With drinks and dinner sorted, few things sound better than a movie under the stars; Galileo has the perfect summer activity here, provided the weather complies. My only major criticism is the movie selection. There’s a glut of romance, as if Galileo is specifically trying to cater to stereotypical girls’ nights out and cliché movie dates. The assortment of cheesy blockbusters is expected – they’re safe options that appeal to the lowest common denominator – but as a film lover I would be reluctant to pay to watch them, even if I get to do it with a picnic in a stunning venue. There are also some odd choices, like The Lord of the Rings: The Two Towers (but none of the others in the series) and a selection of the best YouTube videos (although that may be surprisingly fun)

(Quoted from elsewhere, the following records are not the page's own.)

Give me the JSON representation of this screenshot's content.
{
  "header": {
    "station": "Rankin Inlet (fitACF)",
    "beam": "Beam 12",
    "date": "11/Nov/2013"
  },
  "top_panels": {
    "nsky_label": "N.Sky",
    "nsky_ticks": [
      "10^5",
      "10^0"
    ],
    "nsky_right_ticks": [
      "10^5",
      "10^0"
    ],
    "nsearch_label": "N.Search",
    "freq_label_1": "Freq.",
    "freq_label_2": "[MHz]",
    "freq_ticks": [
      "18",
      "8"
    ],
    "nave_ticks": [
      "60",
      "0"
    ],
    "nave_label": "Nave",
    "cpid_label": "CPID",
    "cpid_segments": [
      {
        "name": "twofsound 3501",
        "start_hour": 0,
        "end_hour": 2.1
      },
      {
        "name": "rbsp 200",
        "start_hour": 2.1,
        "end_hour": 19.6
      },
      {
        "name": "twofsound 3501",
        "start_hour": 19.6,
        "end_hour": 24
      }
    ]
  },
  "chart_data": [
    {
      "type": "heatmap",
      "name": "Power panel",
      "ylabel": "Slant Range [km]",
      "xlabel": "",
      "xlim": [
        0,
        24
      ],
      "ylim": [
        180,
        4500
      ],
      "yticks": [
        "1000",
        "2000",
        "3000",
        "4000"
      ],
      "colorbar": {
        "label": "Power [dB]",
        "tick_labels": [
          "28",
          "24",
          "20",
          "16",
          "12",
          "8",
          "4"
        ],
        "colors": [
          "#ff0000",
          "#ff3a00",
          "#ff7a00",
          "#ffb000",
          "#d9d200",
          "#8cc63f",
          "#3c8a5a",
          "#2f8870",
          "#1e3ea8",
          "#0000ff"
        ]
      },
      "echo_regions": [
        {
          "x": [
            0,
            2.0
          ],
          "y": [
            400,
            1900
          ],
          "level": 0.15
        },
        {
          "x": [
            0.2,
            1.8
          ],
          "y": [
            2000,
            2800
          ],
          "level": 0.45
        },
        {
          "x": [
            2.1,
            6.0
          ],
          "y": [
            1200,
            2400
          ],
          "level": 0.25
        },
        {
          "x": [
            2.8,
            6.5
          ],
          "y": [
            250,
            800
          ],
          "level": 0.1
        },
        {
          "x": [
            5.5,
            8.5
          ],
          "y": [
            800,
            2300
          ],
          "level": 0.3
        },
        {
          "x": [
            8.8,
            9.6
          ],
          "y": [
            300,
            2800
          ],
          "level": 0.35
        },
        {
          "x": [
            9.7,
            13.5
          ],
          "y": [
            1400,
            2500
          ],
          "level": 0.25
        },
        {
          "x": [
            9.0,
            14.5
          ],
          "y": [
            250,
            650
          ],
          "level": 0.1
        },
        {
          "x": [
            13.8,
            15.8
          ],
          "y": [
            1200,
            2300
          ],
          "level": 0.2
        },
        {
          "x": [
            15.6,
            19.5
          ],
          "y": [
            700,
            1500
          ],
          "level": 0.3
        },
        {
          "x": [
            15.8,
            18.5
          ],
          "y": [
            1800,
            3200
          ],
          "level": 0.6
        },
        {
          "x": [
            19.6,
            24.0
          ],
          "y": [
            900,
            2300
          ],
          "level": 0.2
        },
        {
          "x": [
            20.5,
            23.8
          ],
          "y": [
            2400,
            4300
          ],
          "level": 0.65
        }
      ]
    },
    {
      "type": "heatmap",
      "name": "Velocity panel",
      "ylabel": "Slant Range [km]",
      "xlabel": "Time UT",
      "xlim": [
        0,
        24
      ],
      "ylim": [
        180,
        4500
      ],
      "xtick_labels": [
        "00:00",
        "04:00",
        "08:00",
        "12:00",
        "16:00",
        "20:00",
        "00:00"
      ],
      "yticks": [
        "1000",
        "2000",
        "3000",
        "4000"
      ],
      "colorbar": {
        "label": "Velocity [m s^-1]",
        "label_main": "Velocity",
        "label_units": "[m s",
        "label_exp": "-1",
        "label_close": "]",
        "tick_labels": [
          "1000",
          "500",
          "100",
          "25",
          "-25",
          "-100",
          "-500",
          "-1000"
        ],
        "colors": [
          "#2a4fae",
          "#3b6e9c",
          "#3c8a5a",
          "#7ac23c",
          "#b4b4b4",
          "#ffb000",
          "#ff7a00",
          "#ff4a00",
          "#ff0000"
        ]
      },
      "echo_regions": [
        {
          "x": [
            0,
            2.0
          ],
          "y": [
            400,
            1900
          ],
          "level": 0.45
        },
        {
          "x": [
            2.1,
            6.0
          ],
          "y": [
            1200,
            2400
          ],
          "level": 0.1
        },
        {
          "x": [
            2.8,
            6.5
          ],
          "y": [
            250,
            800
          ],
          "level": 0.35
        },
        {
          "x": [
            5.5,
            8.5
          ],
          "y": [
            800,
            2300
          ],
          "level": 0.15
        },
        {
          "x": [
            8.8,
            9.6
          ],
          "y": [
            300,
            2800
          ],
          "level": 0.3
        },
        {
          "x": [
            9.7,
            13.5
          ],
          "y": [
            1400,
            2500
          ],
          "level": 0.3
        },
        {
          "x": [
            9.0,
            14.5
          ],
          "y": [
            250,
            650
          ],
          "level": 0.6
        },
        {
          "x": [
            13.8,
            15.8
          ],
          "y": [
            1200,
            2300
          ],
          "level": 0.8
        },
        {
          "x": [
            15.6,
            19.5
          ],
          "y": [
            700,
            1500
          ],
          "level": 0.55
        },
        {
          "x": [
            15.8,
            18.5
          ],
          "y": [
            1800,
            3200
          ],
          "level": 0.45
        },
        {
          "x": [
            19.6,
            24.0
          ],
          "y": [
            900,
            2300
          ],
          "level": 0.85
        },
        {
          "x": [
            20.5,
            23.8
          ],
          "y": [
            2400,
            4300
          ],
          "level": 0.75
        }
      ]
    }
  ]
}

The few cult classics and light art house movies are more appealing, and the line-up improves later in the season. Nevertheless, when I look at the options, I find myself having to choose between a venue I’d really like to go to and a film I’d really like to watch (or haven’t seen multiple times); there are few screenings that cater to both preferences and some are months away. The line-up needs greater variety – less romance, more science fiction, horror, crime thrillers, and good dramas.
That said, the movie is only one part of a quintessentially chilled night out. Even the dreadful Cocktail (1988, starring Tom Cruise) was good for a laugh when paired with the utter pleasure of relaxing in the glorious outdoors on a gorgeously warm evening with a glass of wine and great food. Give me first-class movies and I could do this all summer.
Galileo Open Air Cinema is hosting regular screenings until 29 April 2016.